Lifecycle - Vast.ai mode

The lifecycle of a Ponos agent in Vast.ai mode is similar to that of the generic Ponos agent. Only the actions specific to task management differ.

Setup

In addition to the generic Ponos agent setup, the Ponos agent in Vast.ai mode will:

Loop

During its loop, the ponos agent running in Vast.ai mode will:

  • list existing instances using the show instances API call,

  • order a new instance for each task, applying the configured offer filters to find the best & cheapest offer possible,

  • check upon the running instances,

  • report their state onto Arkindex,

  • read instance logs and publish them on Arkindex S3 storage,

  • stop instances

The agent does not download any artifact of Machine Learning model, as it cannot write them on the remote instance’s disk.

Vast.ai instances

Vast.ai instances are used to run ponos tasks, using the same Docker images as when the agent runs in docker mode.

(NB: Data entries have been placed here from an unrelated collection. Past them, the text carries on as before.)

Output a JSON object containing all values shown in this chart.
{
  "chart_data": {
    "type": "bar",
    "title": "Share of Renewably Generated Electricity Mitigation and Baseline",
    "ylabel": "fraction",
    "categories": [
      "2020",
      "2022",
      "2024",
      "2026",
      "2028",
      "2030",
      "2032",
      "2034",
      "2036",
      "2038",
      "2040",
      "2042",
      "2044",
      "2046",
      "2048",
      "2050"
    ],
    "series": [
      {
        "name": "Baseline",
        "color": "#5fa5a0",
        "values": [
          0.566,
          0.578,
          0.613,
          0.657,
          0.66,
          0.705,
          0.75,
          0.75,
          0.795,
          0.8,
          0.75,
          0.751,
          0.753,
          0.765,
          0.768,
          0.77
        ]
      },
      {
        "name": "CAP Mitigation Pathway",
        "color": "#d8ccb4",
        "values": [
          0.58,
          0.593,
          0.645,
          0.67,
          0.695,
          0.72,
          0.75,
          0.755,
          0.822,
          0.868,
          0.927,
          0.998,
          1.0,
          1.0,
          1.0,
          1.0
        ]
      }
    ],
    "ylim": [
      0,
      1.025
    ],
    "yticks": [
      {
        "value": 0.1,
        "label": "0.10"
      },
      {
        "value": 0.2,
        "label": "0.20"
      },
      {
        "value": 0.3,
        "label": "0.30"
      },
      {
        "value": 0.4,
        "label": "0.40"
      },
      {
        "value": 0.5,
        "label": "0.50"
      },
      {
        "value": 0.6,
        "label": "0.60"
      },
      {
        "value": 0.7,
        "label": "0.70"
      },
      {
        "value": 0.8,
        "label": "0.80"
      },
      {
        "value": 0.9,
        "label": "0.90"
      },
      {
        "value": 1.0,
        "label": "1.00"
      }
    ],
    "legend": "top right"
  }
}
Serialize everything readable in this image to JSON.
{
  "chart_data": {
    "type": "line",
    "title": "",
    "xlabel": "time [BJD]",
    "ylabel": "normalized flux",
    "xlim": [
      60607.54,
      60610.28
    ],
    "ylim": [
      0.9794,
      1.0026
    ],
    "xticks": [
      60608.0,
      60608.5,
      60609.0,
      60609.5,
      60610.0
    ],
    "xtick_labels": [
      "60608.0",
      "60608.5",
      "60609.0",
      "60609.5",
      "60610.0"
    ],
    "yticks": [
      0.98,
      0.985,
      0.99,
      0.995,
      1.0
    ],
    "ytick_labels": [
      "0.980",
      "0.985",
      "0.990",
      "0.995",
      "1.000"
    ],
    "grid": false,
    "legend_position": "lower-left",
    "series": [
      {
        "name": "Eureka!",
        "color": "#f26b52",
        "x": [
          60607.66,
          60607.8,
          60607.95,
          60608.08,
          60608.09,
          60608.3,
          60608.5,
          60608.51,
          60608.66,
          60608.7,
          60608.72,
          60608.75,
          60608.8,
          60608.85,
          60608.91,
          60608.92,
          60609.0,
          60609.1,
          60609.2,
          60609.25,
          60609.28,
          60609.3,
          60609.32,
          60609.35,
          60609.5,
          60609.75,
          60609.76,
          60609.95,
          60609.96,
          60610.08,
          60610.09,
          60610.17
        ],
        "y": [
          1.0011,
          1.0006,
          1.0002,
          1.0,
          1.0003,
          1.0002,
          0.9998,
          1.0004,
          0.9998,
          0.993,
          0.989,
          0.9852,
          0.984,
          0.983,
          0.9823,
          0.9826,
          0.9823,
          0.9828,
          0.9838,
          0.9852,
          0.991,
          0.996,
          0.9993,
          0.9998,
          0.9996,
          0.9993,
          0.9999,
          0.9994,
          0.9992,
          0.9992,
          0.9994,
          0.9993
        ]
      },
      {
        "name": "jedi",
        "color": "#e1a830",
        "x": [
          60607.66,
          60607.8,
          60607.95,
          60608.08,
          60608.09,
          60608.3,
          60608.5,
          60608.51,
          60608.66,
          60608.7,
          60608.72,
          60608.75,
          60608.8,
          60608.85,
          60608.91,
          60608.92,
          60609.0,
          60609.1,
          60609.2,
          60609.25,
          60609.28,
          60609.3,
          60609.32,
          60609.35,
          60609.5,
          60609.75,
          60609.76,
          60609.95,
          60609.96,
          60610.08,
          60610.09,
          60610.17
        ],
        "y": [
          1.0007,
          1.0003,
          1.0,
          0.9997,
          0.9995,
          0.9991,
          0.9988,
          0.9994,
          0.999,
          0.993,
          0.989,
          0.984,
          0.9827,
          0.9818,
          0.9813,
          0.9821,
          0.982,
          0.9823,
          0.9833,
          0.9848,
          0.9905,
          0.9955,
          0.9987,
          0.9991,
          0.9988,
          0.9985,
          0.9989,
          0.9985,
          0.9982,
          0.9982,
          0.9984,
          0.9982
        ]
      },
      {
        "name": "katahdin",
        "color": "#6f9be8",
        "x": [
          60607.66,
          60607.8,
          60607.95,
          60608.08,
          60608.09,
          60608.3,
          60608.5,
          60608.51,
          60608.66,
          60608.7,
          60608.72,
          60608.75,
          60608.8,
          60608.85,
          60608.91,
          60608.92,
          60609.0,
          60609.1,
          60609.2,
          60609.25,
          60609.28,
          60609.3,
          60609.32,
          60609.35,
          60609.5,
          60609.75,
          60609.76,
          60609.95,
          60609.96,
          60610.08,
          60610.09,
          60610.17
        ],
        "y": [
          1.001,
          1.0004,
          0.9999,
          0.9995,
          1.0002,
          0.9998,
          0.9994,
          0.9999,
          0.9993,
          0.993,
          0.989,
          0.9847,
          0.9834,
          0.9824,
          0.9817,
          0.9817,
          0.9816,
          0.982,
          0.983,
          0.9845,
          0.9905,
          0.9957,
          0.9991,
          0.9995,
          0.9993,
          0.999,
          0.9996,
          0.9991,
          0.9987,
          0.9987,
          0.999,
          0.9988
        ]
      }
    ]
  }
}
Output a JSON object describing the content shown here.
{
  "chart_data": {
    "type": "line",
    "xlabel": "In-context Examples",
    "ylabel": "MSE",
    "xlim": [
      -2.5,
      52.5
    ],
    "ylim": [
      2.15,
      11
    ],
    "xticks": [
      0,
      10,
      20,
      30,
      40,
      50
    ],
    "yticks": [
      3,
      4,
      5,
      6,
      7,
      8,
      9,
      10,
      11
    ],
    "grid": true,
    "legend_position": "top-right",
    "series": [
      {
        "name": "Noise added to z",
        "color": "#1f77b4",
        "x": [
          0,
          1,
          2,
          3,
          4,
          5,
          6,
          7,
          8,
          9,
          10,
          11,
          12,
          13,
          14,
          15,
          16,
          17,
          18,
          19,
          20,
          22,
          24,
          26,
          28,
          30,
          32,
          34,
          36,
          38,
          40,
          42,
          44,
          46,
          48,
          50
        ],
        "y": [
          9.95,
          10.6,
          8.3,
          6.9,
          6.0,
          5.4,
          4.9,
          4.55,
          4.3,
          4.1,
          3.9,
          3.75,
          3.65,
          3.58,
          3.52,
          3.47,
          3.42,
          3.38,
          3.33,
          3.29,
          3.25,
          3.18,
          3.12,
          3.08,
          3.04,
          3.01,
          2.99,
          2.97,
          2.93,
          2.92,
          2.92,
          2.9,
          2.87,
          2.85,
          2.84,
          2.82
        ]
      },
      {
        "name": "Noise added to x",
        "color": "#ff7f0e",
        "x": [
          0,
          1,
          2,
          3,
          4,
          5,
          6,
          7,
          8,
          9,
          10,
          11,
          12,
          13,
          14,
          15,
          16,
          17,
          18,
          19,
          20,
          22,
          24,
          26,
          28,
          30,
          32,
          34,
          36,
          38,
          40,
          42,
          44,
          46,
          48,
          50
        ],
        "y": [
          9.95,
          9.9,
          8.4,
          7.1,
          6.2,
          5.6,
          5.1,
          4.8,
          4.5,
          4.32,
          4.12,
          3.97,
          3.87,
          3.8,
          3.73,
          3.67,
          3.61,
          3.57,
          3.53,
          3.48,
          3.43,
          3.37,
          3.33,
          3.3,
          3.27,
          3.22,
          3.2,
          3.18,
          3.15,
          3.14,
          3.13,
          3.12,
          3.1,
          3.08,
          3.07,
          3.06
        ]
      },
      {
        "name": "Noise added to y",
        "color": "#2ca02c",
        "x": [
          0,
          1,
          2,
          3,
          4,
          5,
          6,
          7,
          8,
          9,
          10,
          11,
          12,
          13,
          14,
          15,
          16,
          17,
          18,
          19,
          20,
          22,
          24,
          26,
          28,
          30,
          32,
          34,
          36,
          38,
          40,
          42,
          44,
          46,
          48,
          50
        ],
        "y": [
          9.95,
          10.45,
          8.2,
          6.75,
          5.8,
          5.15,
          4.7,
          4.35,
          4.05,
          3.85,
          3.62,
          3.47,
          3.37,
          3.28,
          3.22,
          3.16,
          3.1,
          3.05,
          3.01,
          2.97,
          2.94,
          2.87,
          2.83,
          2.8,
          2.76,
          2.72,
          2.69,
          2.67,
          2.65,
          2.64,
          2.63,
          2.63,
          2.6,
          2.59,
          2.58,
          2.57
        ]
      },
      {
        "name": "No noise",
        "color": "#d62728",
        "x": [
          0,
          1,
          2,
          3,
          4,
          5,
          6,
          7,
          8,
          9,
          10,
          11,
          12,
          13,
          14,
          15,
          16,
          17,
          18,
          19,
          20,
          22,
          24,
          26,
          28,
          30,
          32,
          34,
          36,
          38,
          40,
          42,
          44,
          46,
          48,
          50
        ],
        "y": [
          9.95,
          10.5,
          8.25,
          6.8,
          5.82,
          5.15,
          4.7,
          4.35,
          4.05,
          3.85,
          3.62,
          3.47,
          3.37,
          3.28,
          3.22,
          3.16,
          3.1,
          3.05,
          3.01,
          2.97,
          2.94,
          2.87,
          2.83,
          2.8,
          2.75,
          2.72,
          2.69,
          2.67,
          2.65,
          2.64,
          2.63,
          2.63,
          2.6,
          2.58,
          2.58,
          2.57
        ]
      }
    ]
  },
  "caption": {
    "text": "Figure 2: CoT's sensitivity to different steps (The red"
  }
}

Each instance created by the ponos agent has these settings:

  • one GPU (and only one) is always present

  • the same environment variables as for docker mode are provided to the container, along with the ones provided by Vast.ai

  • we also set TASK_BOOTSTRAP & TASK_PARENTS (see below for details)

  • there is no data persistence, so the workers need to publish their artifacts themselves

Bootstrapping instances

As the ponos agent cannot write on the remote instance’s disk, it’s the sole responsibility of the worker to download parent task artifacts and Machine Learning model before running any actual business code.

To do so, the ponos agent provides two extra environment variables:

  • TASK_BOOTSTRAP=true, to trigger the specific local bootstrap mode

  • TASK_PARENTS is a json mapping of Arkindex Task IDs (as keys) and the corresponding task slugs (as values) so that the worker can build a local file system with all parent task artifacts.

All this bootstrapping is done by base-worker >= 0.5.3.